Okay this post is going to be a bit different to the usual, I know how important job interviews are especially with the economy now-a-days, and finding & keeping a job can be one of the most hardest things in life. I’ve recently landed myself a job at Next, which I am so happy about, and so far it’s going great, I’m learning new things, getting to know the area (I’ve recently moved and I don’t know anyone) and meeting new people all whilst getting paid. So I thought I’d give a few tips, as I’ve had a job since the age of 13, so 7 years now, and I’ve also had quite a few university interviews, and a scholarship interview,
so whether it’s a job for a new place at work, a work experience, or a university interview here’s a few tips I’ve learnt over the years…

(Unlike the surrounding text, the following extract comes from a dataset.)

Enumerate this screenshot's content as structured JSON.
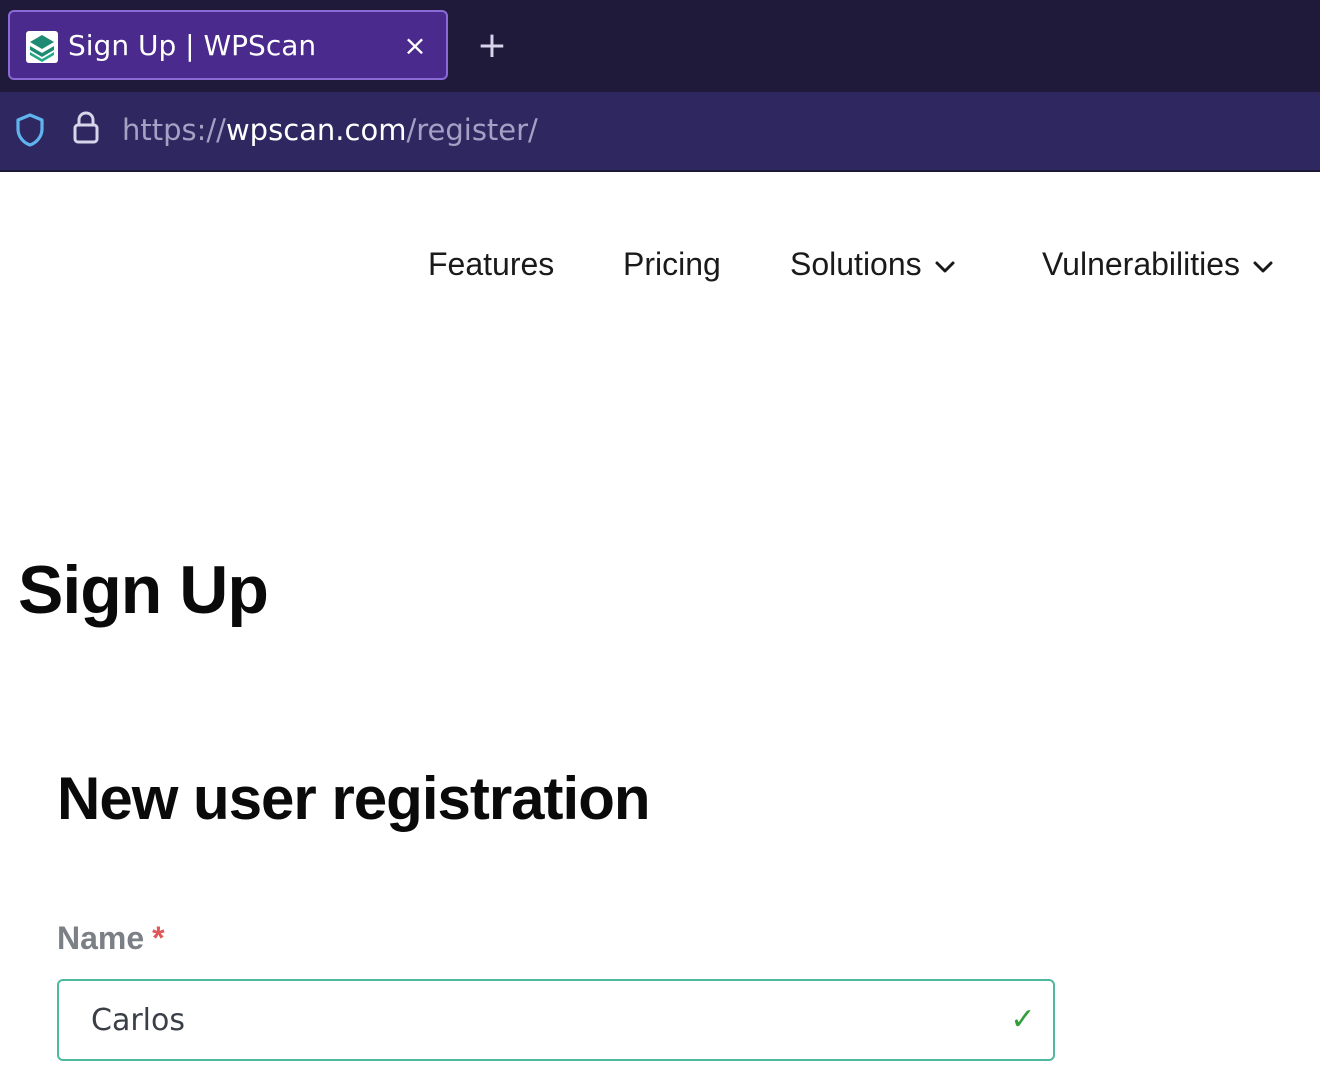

 1) ALWAYS dress smart, whether it’s for a waitress job or a high end job, always look you’re best. Make sure you’re in correct clothing for the workplace – e.g if it’s for a waitress job, no high heels, literally wear something that makes you stand out but doesn’t make you look like you’re off to work for vogue magazine. I always suggest formal trousers, they are a must, they make you look the part and help you get recognition that you are going to turn up smart for work, and an employer wants to know you’re going to look your best. I also suggest if it’s for a restaurant wear your hair tied up. If you are going for a retail job, then you’re probably best to wear an item of their clothing if possible, it’s a good conversation starter and they know you have your eyes on the prize. If having an interview for anything within fashion or retail then you want to show you have fashion sense, something as simple as following trends or wearing a statement piece. 

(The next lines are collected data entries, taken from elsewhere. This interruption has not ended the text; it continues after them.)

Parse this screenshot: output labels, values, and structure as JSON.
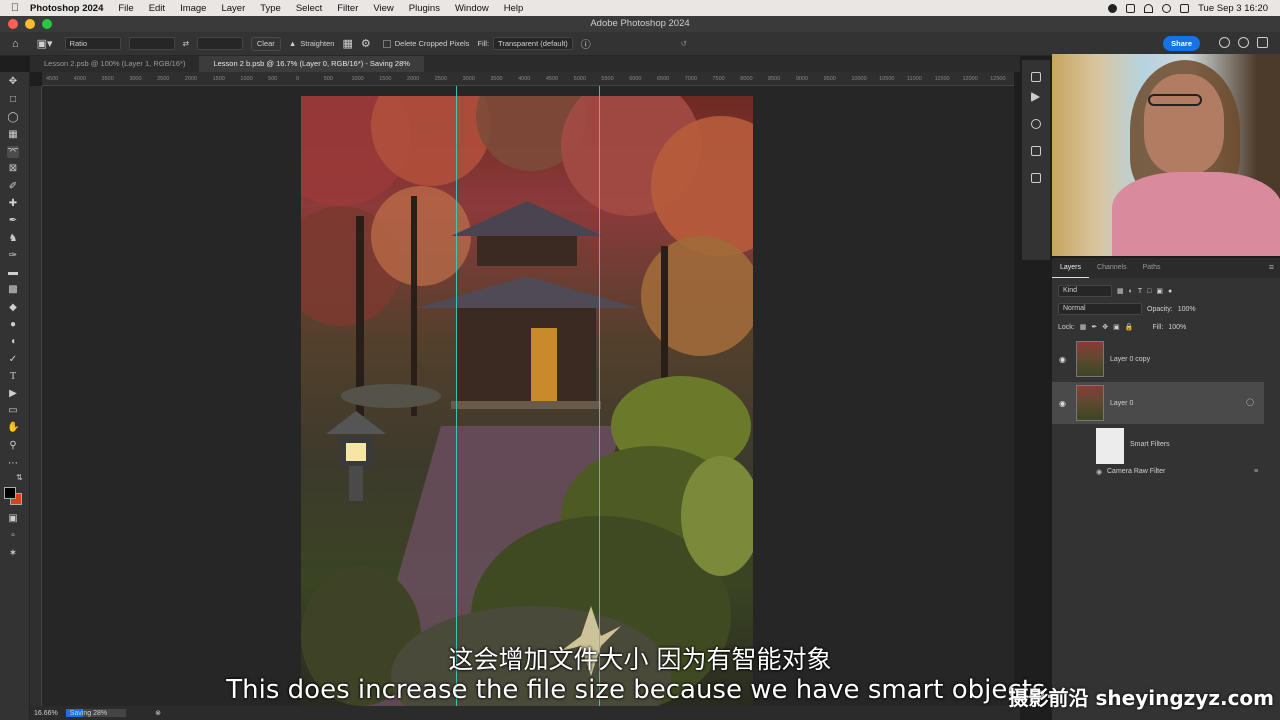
{
  "menubar": {
    "app": "Photoshop 2024",
    "items": [
      "File",
      "Edit",
      "Image",
      "Layer",
      "Type",
      "Select",
      "Filter",
      "View",
      "Plugins",
      "Window",
      "Help"
    ],
    "datetime": "Tue Sep 3  16:20"
  },
  "window": {
    "title": "Adobe Photoshop 2024"
  },
  "options": {
    "ratio": "Ratio",
    "clear": "Clear",
    "straighten": "Straighten",
    "delete_cropped": "Delete Cropped Pixels",
    "fill_label": "Fill:",
    "fill_value": "Transparent (default)",
    "share": "Share"
  },
  "tabs": [
    {
      "label": "Lesson 2.psb @ 100% (Layer 1, RGB/16*)"
    },
    {
      "label": "Lesson 2 b.psb @ 16.7% (Layer 0, RGB/16*) - Saving 28%"
    }
  ],
  "ruler_ticks": [
    "4500",
    "4000",
    "3500",
    "3000",
    "2500",
    "2000",
    "1500",
    "1000",
    "500",
    "0",
    "500",
    "1000",
    "1500",
    "2000",
    "2500",
    "3000",
    "3500",
    "4000",
    "4500",
    "5000",
    "5500",
    "6000",
    "6500",
    "7000",
    "7500",
    "8000",
    "8500",
    "9000",
    "9500",
    "10000",
    "10500",
    "11000",
    "11500",
    "12000",
    "12500"
  ],
  "layers_panel": {
    "tabs": [
      "Layers",
      "Channels",
      "Paths"
    ],
    "kind": "Kind",
    "blend_mode": "Normal",
    "opacity_label": "Opacity:",
    "opacity_value": "100%",
    "lock_label": "Lock:",
    "fill_label": "Fill:",
    "fill_value": "100%",
    "layers": [
      {
        "name": "Layer 0 copy"
      },
      {
        "name": "Layer 0"
      }
    ],
    "smart_filters": "Smart Filters",
    "camera_raw": "Camera Raw Filter"
  },
  "status": {
    "zoom": "16.66%",
    "saving": "Saving 28%",
    "saving_progress": 0.28
  },
  "subtitles": {
    "cn": "这会增加文件大小 因为有智能对象",
    "en": "This does increase the file size because we have smart objects."
  },
  "watermark": "摄影前沿 sheyingzyz.com",
  "colors": {
    "accent": "#1473e6",
    "guide": "#38d0c8"
  }
}
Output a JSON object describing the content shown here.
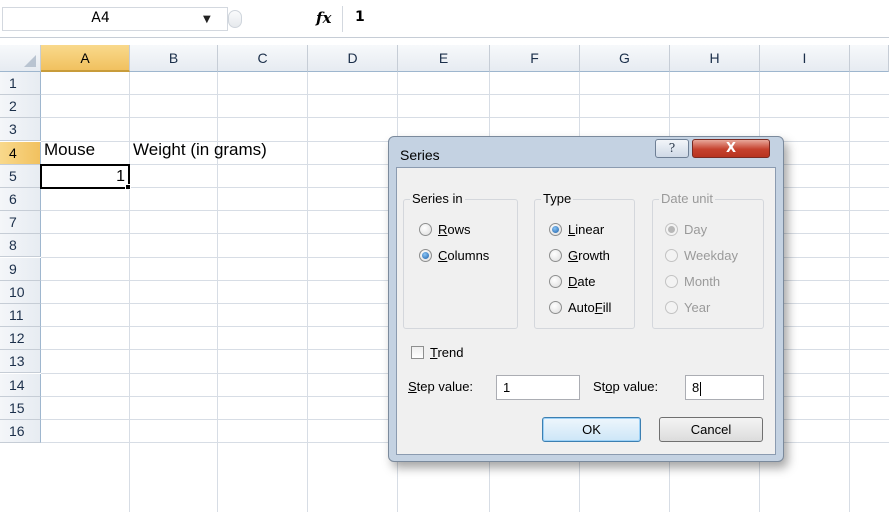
{
  "formula_bar": {
    "name_box": "A4",
    "fx_label": "fx",
    "formula_value": "1"
  },
  "columns": [
    "A",
    "B",
    "C",
    "D",
    "E",
    "F",
    "G",
    "H",
    "I"
  ],
  "rows": [
    "1",
    "2",
    "3",
    "4",
    "5",
    "6",
    "7",
    "8",
    "9",
    "10",
    "11",
    "12",
    "13",
    "14",
    "15",
    "16"
  ],
  "cells": {
    "A3": "Mouse",
    "B3": "Weight (in grams)",
    "A4": "1"
  },
  "selection": {
    "column": "A",
    "row": "4"
  },
  "dialog": {
    "title": "Series",
    "help_label": "?",
    "close_label": "X",
    "series_in": {
      "label": "Series in",
      "options": [
        {
          "pre": "",
          "key": "R",
          "post": "ows",
          "selected": false
        },
        {
          "pre": "",
          "key": "C",
          "post": "olumns",
          "selected": true
        }
      ]
    },
    "type": {
      "label": "Type",
      "options": [
        {
          "pre": "",
          "key": "L",
          "post": "inear",
          "selected": true
        },
        {
          "pre": "",
          "key": "G",
          "post": "rowth",
          "selected": false
        },
        {
          "pre": "",
          "key": "D",
          "post": "ate",
          "selected": false
        },
        {
          "pre": "Auto",
          "key": "F",
          "post": "ill",
          "selected": false
        }
      ]
    },
    "date_unit": {
      "label": "Date unit",
      "disabled": true,
      "options": [
        {
          "label": "Day",
          "selected": true
        },
        {
          "label": "Weekday",
          "selected": false
        },
        {
          "label": "Month",
          "selected": false
        },
        {
          "label": "Year",
          "selected": false
        }
      ]
    },
    "trend": {
      "key": "T",
      "post": "rend",
      "checked": false
    },
    "step": {
      "key": "S",
      "post": "tep value:",
      "value": "1"
    },
    "stop": {
      "pre": "St",
      "key": "o",
      "post": "p value:",
      "value": "8"
    },
    "ok_label": "OK",
    "cancel_label": "Cancel"
  }
}
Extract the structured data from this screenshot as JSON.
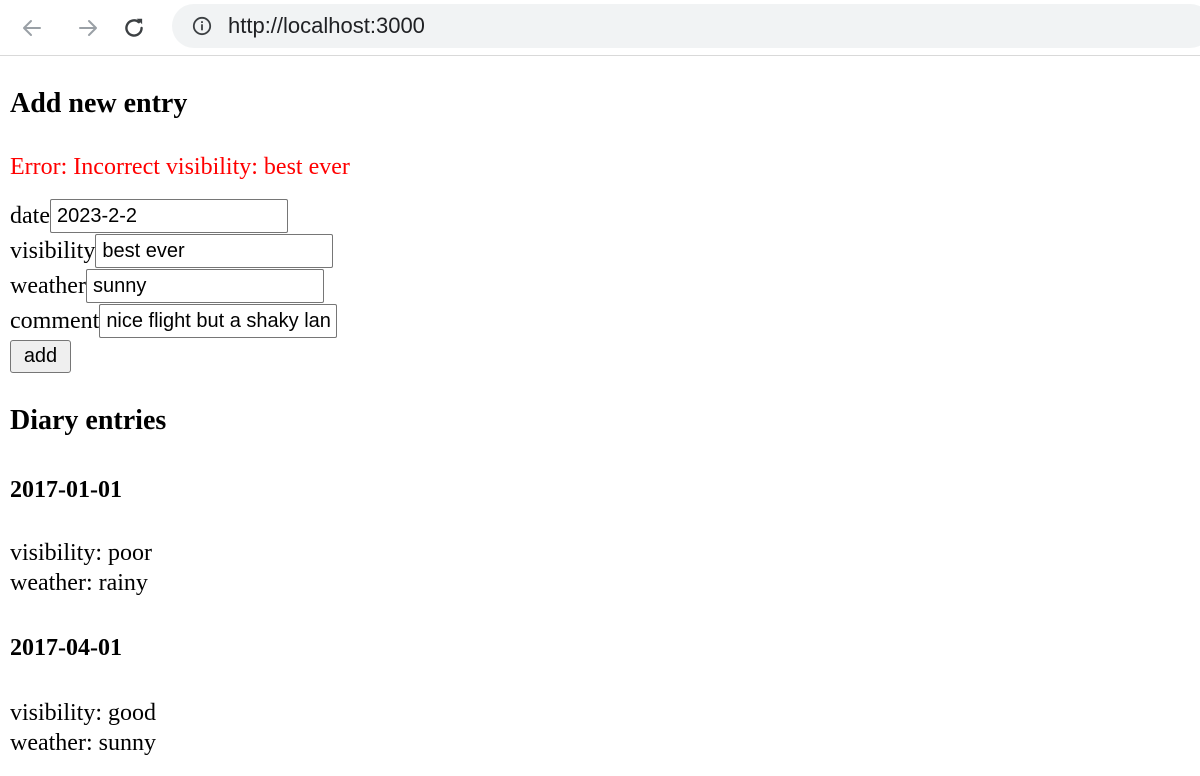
{
  "browser": {
    "url": "http://localhost:3000",
    "icons": {
      "back": "arrow-left-icon",
      "forward": "arrow-right-icon",
      "reload": "reload-icon",
      "site_info": "info-icon"
    }
  },
  "form": {
    "title": "Add new entry",
    "error": "Error: Incorrect visibility: best ever",
    "fields": {
      "date": {
        "label": "date",
        "value": "2023-2-2"
      },
      "visibility": {
        "label": "visibility",
        "value": "best ever"
      },
      "weather": {
        "label": "weather",
        "value": "sunny"
      },
      "comment": {
        "label": "comment",
        "value": "nice flight but a shaky landing"
      }
    },
    "submit_label": "add",
    "error_color": "#ff0000"
  },
  "diary": {
    "title": "Diary entries",
    "entries": [
      {
        "date": "2017-01-01",
        "visibility": "visibility: poor",
        "weather": "weather: rainy"
      },
      {
        "date": "2017-04-01",
        "visibility": "visibility: good",
        "weather": "weather: sunny"
      }
    ]
  }
}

 2) KNOW YOUR ROLE, basically do your research on the company, know what your job role will be if you get the job, and remind yourself what this will include, remember this because they will probably ask what they think they should expect of you in that role. Even if this includes you writing it down, and coming up with answers, which leads me onto the next point 

3) REVISE QUESTIONS, usually for a job interview you will get asked questions, usually things like “what do you think are your best qualities” “what is your worst quality” “what do you think you could bring to the company” etc. Or they are questions like what would you do in a certain situation. I usually, a few nights before my interview, and definitely the night before revise through everything they could ask me, and what my response would be. It may seem a bit tedious but this could mean the difference between a maybe to a yes. Seeming/ being confident is what an employer looks for, and instead of pausing and a lot of “umms” and “uhhs” it saves you the embarrassment of not knowing what to say, that why revising possible questions helps a hell of a lot 

4) BE CONFIDENT, this is a must, don’t come across overly confident though, no one likes someone who is cocky. However, present yourself as confident person, body language is a must, don’t slouch don’t appear shy, yeah you might be but show them you are up for the task ahead. Be nice, smile, and that instantly makes someone warm to you. These are the basics for a job interview in my eyes, I’ve had 5 different jobs, and every single interview I’ve had I’ve got the job, so I guess I must be doing something right. 

University interviews 
A lot of you (if you’re at that age) will be attending interviews for university, I’ve had three so far (I was indecisive last year ha ha) and been accepted to all. 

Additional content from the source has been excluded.